A.R. Wells pulled over at the next rest stop, where the group spent nearly an hour comparing their M.D. Anderson documents to the website language. It gave them hope, but they weren’t sure what they were reading. Barb Wells contacted her oncologist back in Kansas to see if he could help solve the riddle.
They arrived home the day before Thanksgiving, which meant a long weekend of worrying and still not knowing.
The next Monday morning, Wells’ oncologist called, told her about the Koontz Center and put her in touch with Pluard. The next day, she was in his office.
Because one-third of participants in the drug trial receive a placebo, Wells doesn’t know if she actually is taking the new drug, veliparib. It is designed to work with chemotherapy to genetically change the structure of her specific breast cancer cells to keep them from multiplying. She has experienced the drug’s one side effect, so it appears likely she’s on it.

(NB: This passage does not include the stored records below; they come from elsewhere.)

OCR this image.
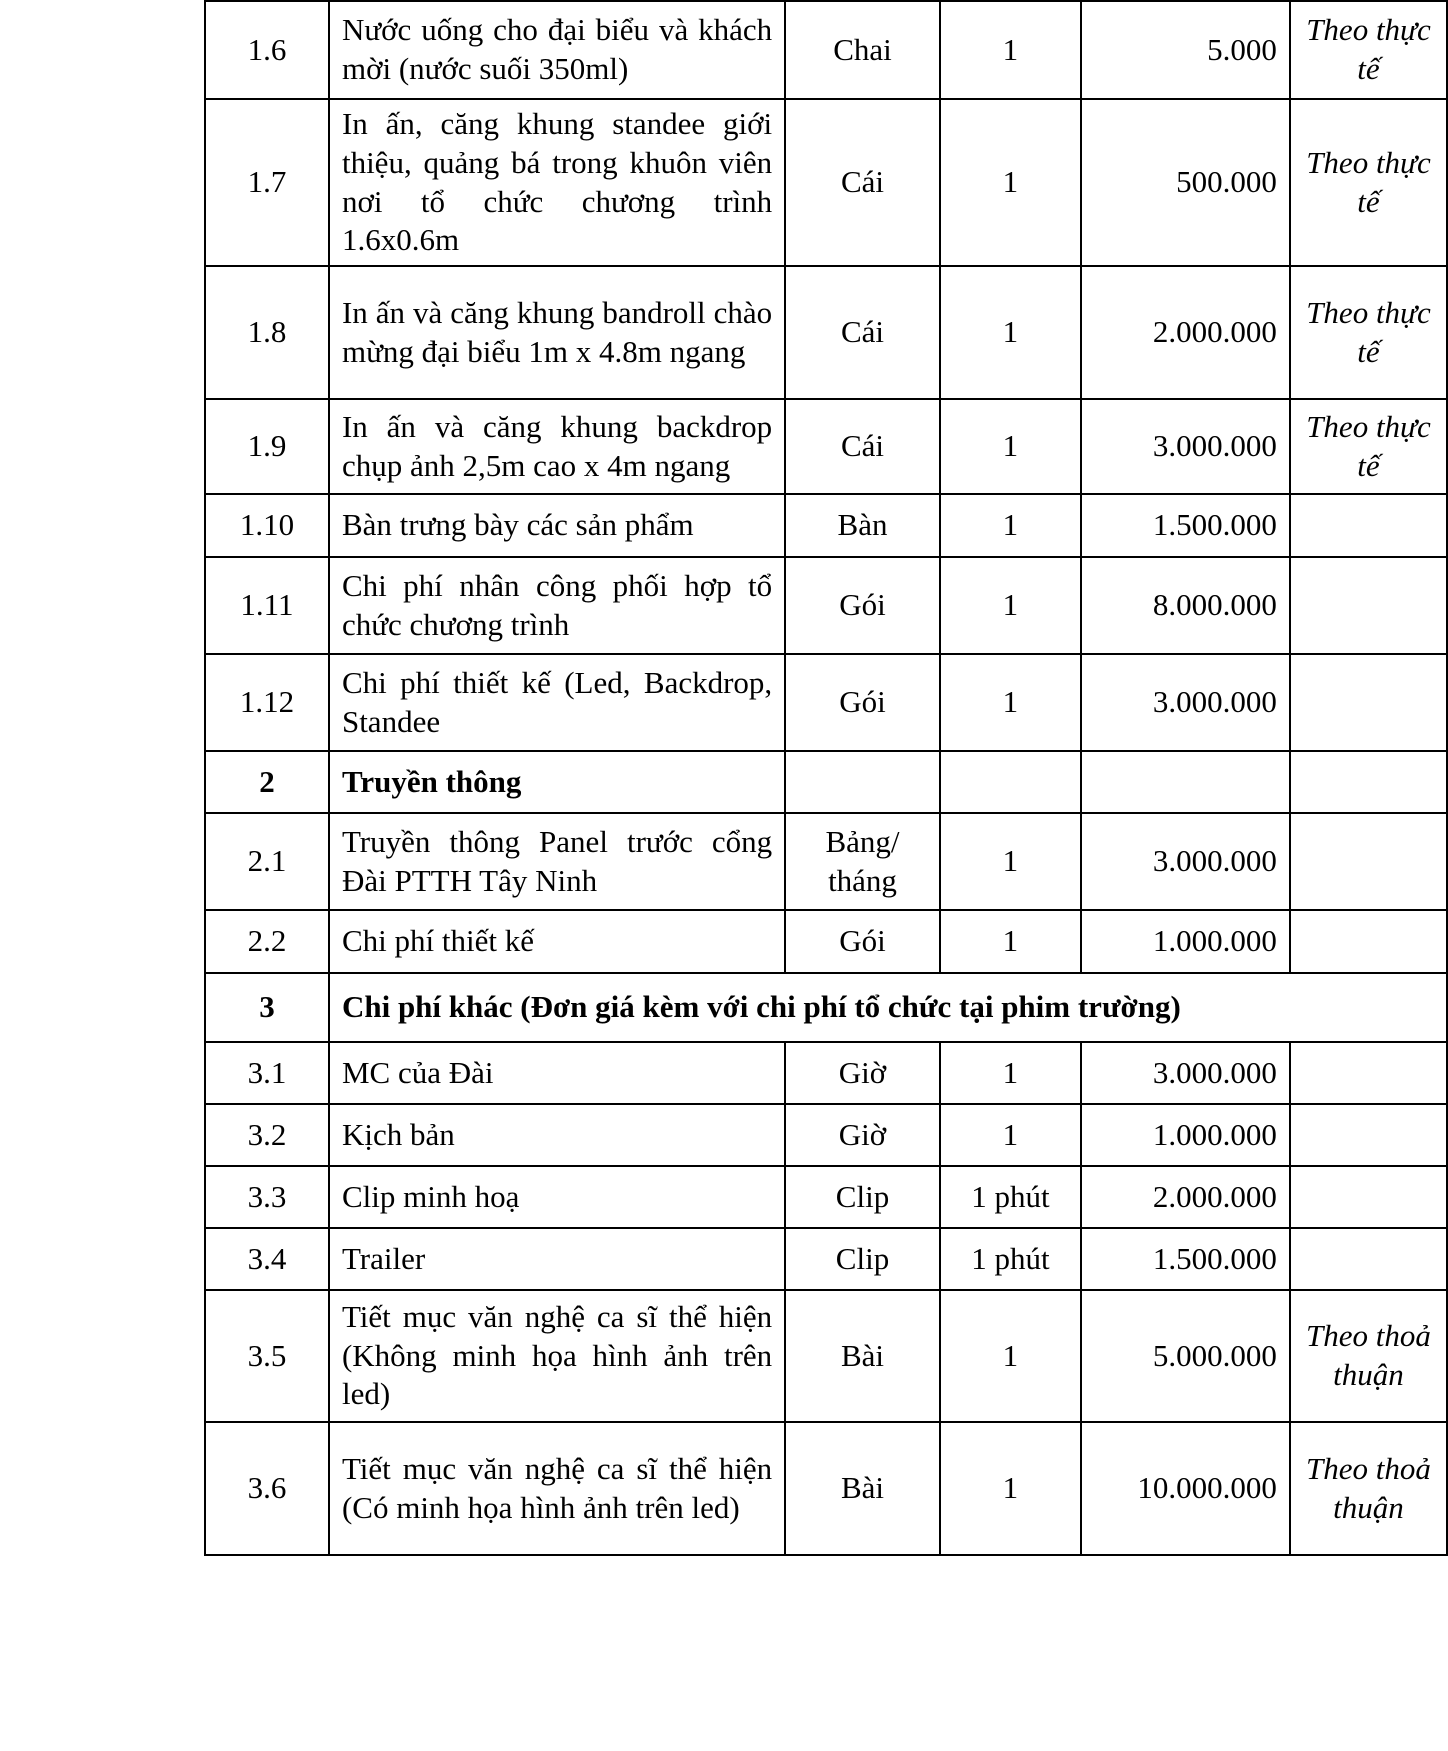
1.6	Nước uống cho đại biểu và khách mời (nước suối 350ml)	Chai	1	5.000	Theo thực tế
1.7	In ấn, căng khung standee giới thiệu, quảng bá trong khuôn viên nơi tổ chức chương trình 1.6x0.6m	Cái	1	500.000	Theo thực tế
1.8	In ấn và căng khung bandroll chào mừng đại biểu 1m x 4.8m ngang	Cái	1	2.000.000	Theo thực tế
1.9	In ấn và căng khung backdrop chụp ảnh 2,5m cao x 4m ngang	Cái	1	3.000.000	Theo thực tế
1.10	Bàn trưng bày các sản phẩm	Bàn	1	1.500.000	
1.11	Chi phí nhân công phối hợp tổ chức chương trình	Gói	1	8.000.000	
1.12	Chi phí thiết kế (Led, Backdrop, Standee	Gói	1	3.000.000	
2	Truyền thông				
2.1	Truyền thông Panel trước cổng Đài PTTH Tây Ninh	Bảng/ tháng	1	3.000.000	
2.2	Chi phí thiết kế	Gói	1	1.000.000	
3	Chi phí khác (Đơn giá kèm với chi phí tổ chức tại phim trường)				
3.1	MC của Đài	Giờ	1	3.000.000	
3.2	Kịch bản	Giờ	1	1.000.000	
3.3	Clip minh hoạ	Clip	1 phút	2.000.000	
3.4	Trailer	Clip	1 phút	1.500.000	
3.5	Tiết mục văn nghệ ca sĩ thể hiện (Không minh họa hình ảnh trên led)	Bài	1	5.000.000	Theo thoả thuận
3.6	Tiết mục văn nghệ ca sĩ thể hiện (Có minh họa hình ảnh trên led)	Bài	1	10.000.000	Theo thoả thuận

Meanwhile, radiation has tackled her back pain. Chemotherapy is taming her liver tumors, which have shrunk about 90 percent. And the family’s new plant-based diet is keeping her strong enough that she still can work her job as a cable television advertising sales manager.
She moans about having to give up cheese and steaks. But she’s happy that the whole family has embraced salads, flax seeds, goji berries, other fruits, veggies, smoothies and healthy spices like turmeric, which is the main spice in curry and has been called “the most powerful herb on the planet at fighting and potentially reversing disease.”
Best of all, instead of being sequestered hundreds of miles away for treatment in Houston, Wells gets to spend quality time with her husband, attend their children’s sporting and dance events, and participate in daily “how are you doing” chats with everyone, including her mother, who lives next door and has attended nearly all her medical appointments.
“It means everything in the world to have her here,” said her mother, Sharon Underwood.
“It’s way easier to fight not being alone,” said A.R. Wells, the chief operating officer for Nuts and Bolts Hardware.
All are grateful that Barb Wells’ younger brother’s love of research helped steer them to St. Luke’s.
“I want to make sure I am here for my family,” Wells said. “I have a lot of life left to live, so I am not going down that easy.”